Retour de l’instabilité politique
« Le nombre des emplois créés par les entreprises tunisiennes est en baisse ces dernières années en raison de l’insuffisance des réglementations gouvernementales à soutenir les entreprises nationales et du retour de l’instabilité politique », souligne l’étude.
Indépendamment du traitement préférentiel des entreprises étrangères évoqué par cette étude, à l’heure actuelle, les chiffres officiels sur le marché de l’emploi relatifs aux mois de juillet et août 2021, période durant laquelle le pays a connu un tournant politique important avec l’annonce de nouvelles mesures exceptionnelles et le gel de l’activité du Parlement, ne sont pas encore disponibles pour mesurer l’impact de ces décisions sur le marché de l’emploi en Tunisie.
Toutefois, certains indicateurs permettent d’avoir une idée sur les perspectives de l’évolution du marché de l’emploi pour les mois à venir. Au deuxième trimestre de l’année en cours 10,4% des entreprises du secteur privé étaient définitivement fermées. 11,2% l’ont été temporairement. Ce qui ne manquera pas d’avoir, selon le Forum ibn khaldoun pour le développement (FIKD), des retombées sur la croissance et en conséquence sur l’emploi.
Pour le premier semestre de l’année en cours, la tendance baissière du nombre des emplois se confirme.

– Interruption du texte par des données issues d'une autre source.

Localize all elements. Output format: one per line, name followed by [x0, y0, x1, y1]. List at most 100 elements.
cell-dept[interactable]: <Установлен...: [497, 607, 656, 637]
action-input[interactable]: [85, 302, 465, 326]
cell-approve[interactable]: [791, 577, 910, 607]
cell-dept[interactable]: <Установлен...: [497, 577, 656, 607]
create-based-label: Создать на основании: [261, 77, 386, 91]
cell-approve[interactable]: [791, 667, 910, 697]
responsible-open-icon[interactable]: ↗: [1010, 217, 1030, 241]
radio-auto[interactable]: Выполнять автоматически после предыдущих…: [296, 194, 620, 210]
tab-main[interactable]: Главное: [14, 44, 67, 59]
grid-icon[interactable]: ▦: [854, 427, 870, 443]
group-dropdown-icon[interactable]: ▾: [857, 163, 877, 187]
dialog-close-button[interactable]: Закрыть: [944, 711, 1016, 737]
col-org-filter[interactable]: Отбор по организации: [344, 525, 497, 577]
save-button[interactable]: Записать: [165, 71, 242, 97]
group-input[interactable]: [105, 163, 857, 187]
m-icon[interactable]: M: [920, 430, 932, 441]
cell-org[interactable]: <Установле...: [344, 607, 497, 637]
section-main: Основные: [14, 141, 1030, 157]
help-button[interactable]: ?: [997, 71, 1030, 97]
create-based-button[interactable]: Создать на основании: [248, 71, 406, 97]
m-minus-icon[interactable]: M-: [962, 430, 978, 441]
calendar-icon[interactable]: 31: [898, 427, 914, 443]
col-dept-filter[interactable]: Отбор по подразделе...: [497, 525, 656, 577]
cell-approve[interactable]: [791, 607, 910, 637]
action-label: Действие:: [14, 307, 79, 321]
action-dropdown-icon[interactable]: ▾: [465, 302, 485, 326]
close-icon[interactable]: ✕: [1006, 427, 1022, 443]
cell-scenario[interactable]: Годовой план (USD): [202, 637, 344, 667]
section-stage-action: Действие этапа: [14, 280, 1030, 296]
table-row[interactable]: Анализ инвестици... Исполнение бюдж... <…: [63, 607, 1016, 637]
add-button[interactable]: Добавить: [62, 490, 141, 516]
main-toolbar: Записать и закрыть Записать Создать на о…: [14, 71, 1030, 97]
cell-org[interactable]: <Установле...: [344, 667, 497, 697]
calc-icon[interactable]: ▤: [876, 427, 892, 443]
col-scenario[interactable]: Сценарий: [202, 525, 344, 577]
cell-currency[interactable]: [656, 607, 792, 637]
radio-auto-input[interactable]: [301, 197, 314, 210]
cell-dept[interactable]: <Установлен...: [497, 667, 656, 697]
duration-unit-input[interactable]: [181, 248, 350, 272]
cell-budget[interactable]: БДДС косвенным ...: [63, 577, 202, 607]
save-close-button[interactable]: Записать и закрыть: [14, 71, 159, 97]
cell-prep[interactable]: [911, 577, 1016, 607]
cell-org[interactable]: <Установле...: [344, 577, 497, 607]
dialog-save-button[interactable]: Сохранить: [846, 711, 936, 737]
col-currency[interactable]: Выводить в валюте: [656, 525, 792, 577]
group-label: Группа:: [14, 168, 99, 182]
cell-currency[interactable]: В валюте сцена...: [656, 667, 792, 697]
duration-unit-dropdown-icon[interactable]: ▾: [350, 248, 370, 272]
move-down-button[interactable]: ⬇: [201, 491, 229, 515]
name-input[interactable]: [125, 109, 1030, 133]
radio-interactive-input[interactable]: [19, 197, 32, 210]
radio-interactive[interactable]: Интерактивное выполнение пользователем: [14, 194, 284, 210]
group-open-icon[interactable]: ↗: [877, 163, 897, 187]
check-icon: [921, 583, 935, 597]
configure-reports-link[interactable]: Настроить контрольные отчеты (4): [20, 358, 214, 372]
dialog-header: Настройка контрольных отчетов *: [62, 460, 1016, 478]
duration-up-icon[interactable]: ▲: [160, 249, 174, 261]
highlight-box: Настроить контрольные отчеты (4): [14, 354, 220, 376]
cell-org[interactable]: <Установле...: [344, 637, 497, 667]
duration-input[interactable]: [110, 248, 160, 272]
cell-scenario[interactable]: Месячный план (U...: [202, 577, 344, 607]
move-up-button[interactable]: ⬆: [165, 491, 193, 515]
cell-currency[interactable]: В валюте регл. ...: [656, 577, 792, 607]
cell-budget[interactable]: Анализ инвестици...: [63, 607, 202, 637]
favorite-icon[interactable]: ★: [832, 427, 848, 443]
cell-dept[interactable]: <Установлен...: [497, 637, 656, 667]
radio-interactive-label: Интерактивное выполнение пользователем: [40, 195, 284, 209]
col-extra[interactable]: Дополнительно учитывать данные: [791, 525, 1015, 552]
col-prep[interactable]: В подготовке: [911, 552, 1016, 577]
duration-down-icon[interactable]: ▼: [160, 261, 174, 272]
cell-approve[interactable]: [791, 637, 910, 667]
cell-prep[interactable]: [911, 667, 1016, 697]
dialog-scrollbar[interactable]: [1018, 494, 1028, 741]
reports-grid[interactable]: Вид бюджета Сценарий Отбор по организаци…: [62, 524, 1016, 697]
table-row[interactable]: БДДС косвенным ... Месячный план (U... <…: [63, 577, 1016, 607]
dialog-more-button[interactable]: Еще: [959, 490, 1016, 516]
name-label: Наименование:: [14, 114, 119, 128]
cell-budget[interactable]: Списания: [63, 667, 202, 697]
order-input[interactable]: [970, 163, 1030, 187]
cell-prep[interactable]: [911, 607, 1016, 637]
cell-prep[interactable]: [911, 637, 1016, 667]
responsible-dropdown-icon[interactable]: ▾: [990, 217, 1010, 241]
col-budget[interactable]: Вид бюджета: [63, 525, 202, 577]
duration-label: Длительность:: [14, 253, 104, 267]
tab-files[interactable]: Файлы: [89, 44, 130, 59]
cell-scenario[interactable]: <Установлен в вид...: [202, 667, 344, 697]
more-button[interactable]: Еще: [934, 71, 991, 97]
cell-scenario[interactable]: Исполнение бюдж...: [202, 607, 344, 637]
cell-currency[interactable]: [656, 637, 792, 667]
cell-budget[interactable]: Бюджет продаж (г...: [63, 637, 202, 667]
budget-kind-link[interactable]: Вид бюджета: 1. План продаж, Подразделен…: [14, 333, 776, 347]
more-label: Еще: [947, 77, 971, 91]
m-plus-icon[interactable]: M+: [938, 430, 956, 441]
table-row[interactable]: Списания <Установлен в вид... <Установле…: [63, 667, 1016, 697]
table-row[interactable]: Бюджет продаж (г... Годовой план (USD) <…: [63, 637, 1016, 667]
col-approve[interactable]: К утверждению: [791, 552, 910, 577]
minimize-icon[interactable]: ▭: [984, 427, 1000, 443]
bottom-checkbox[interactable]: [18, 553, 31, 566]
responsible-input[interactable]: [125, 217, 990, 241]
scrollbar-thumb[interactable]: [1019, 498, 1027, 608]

Au premier semestre, le nombre de chômeurs estimé s’établit à 742.8 mille du total de la population active, contre 725.1 mille chômeurs pour le quatrième trimestre 2020. Le taux de chômage augmente au premier trimestre pour atteindre 17.8%, contre 17.4 % au trimestre précédent.
Au deuxième trimestre 2021, le nombre des occupés s’établit à 3406.9 mille contre 3428.8 mille au premier trimestre de 2021, soit une diminution de 21.9 mille. Le nombre global des occupés recule ainsi à son niveau du deuxième trimestre de 2020.
Selon des chiffres publiés par l’APII, malgré la hausse 11.3% du nombre de projets déclarés durant les sept premiers mois 2021, le nombre des postes d’emplois à créer par ces projets était en baisse de 10%.
Les efforts consentis ces dernières semaines, avec notamment le déploiement continu de la vaccination et de la reprise progressive de l’activité économique, ont certes aidé à éviter le pire lorsque la pandémie a frappé le pays.
Toutefois, le retour de l’instabilité politique pourrait accentuer les tensions sur le marché de l’emploi en Tunisie. L’état des lieux est aussi préoccupant notamment avec le contexte politique actuel qui accentue l’incertitude, ennemi n°1 de la relance et de l’investissement qui est une source importante de la création de richesse et d’emplois.